OU blog

Personal Blogs

New photo

A queer approach to : 4. The Two Roberts (Colquhoun and McBryde)

Visible to anyone in the world
Edited by Steve Bamlett, Wednesday, 12 Sept 2018, 08:40

A queer approach to sexual preference labelling in art-history: looking at case studies in British mid-twentieth century art: 4. The Two Roberts (Colquhoun and McBryde)

For contemporary footage, as well as access to the companion exhibition curated by Patrick Elliott see this wonderful short video

The aim of this group of blogs is to look critically at some of the publications relating to gay male artists in the mid-twentieth century. This is in part to begin trawling for a dissertation topic for my MA in Art History. My initial thoughts relate to focusing on one of these artists, although their contexts include each other, their treatment of male nudes (or not in this case) in relation to the iconographic, contextual and stylistic features which propose such a subject for art (for some of the choices this will include photography as well as painting) and ‘queer theory’. This will look at the issue of labelling of course, particularly at the important terminology of ‘homosexuality’, which dominated the period. My hypothesis will probably be that such a term was, and remains, a means of marginalising, even to the point of negation, of such art. My probable choice of artist at this stage is probably Keith Vaughan, hence this blog is a start in a later reading project. This blog covers two men, often thought of as a unit and sometimes as a trio. It is critical thought based on reading Elliot et. al. (2014)[1].

First of it is important to see that the work considered here includes no extant male nudes and that moreover clothed figures are often labelled (although not always) older lower-class (or peasant) women, although both women and men have an androgynous look. Many see self-portraits in pictures, especially by Colquhoun, of duos. I do not see the gender boundary-crossing here as either defensive (avoiding identification of a gay subject-matter) nor as mere transposition. Instead, it is clear that gender identity is throughout presented under a cultural sign of acting, masking and performance. In that sense, the two Roberts are nearer to queer and performance theory than any artist I have looked at. Their lives however intersected closely at times with both Minton and Vaughan.
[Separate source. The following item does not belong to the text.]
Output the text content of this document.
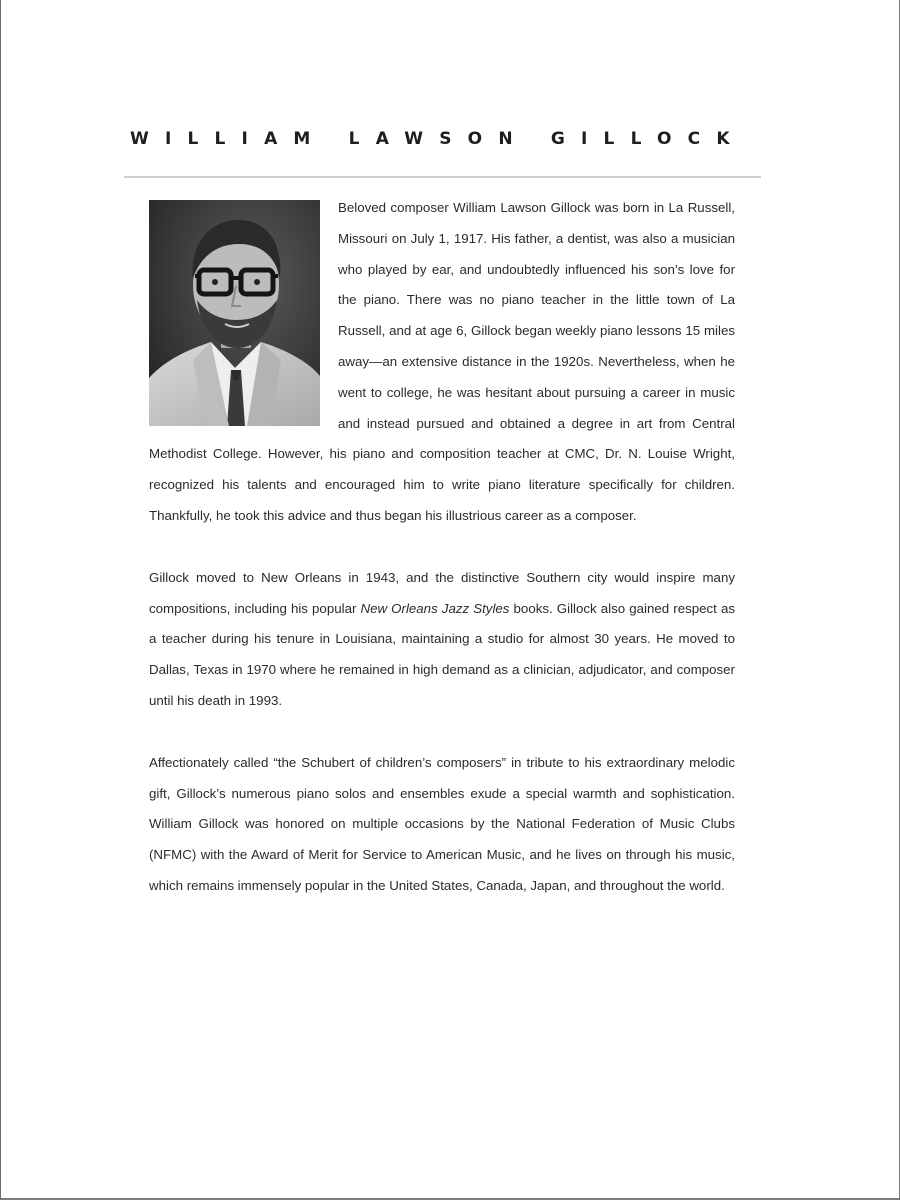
WILLIAM LAWSON GILLOCK

Beloved composer William Lawson Gillock was born in La Russell, Missouri on July 1, 1917. His father, a dentist, was also a musician who played by ear, and undoubtedly influenced his son’s love for the piano. There was no piano teacher in the little town of La Russell, and at age 6, Gillock began weekly piano lessons 15 miles away—an extensive distance in the 1920s. Nevertheless, when he went to college, he was hesitant about pursuing a career in music and instead pursued and obtained a degree in art from Central Methodist College. However, his piano and composition teacher at CMC, Dr. N. Louise Wright, recognized his talents and encouraged him to write piano literature specifically for children. Thankfully, he took this advice and thus began his illustrious career as a composer.

Gillock moved to New Orleans in 1943, and the distinctive Southern city would inspire many compositions, including his popular New Orleans Jazz Styles books. Gillock also gained respect as a teacher during his tenure in Louisiana, maintaining a studio for almost 30 years. He moved to Dallas, Texas in 1970 where he remained in high demand as a clinician, adjudicator, and composer until his death in 1993.

Affectionately called “the Schubert of children’s composers” in tribute to his extraordinary melodic gift, Gillock’s numerous piano solos and ensembles exude a special warmth and sophistication. William Gillock was honored on multiple occasions by the National Federation of Music Clubs (NFMC) with the Award of Merit for Service to American Music, and he lives on through his music, which remains immensely popular in the United States, Canada, Japan, and throughout the world.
But I also think that the Two Roberts cannot be used as the stuff of rescued homosexual icons. Their relationship to discourses of homosexuality is less evident, if there at all, than in Vaughan or Minton, and other, more political identifications present, however abstracted in their form and activity in their lives, based on their working class and Scottish origins. The two Roberts were known to Hugh MacDiarmid (if only as the ‘wild Scottish artists’ in The Company I Kept) for instances and had defined views of Scottish nationalism and politics on the left, with regard in particular to dispossession and loss. 

It seems to me too that their imagery, especially in as far as it relates to the ‘mask’ is under-researched. I am particularly interested in the difference in facial masks between the two, which seem to me adverted to in the theme of Colquhoun’s wonderful monotype, Mother and Son (1948).

There is too much here for a useful summary blog. However, here is art that would respond to queer theory. Far from trying to derive a narrative of the two Roberts from the pictures, it would be useful to look at how they produce images that queer relationships between figures that forefront acts of representation (mimetic and symbolic) themselves and their assumptions. My feeling is they do this with thought about shadows, reflections and framing – perhaps even framing. An influence here could be Hogg. When we deal with Scottish art - expect that difference!

The blog has done for me what I required for myself – opened up some questions, so I’ll stop there.

All the best

Steve

[1] Elliot, P., Clark, A. & Brown, D. [Eds.] (2014) The Two Roberts: Robert Colquhoun & Robert MacBryde Edinburgh, National Galleries of Scotland.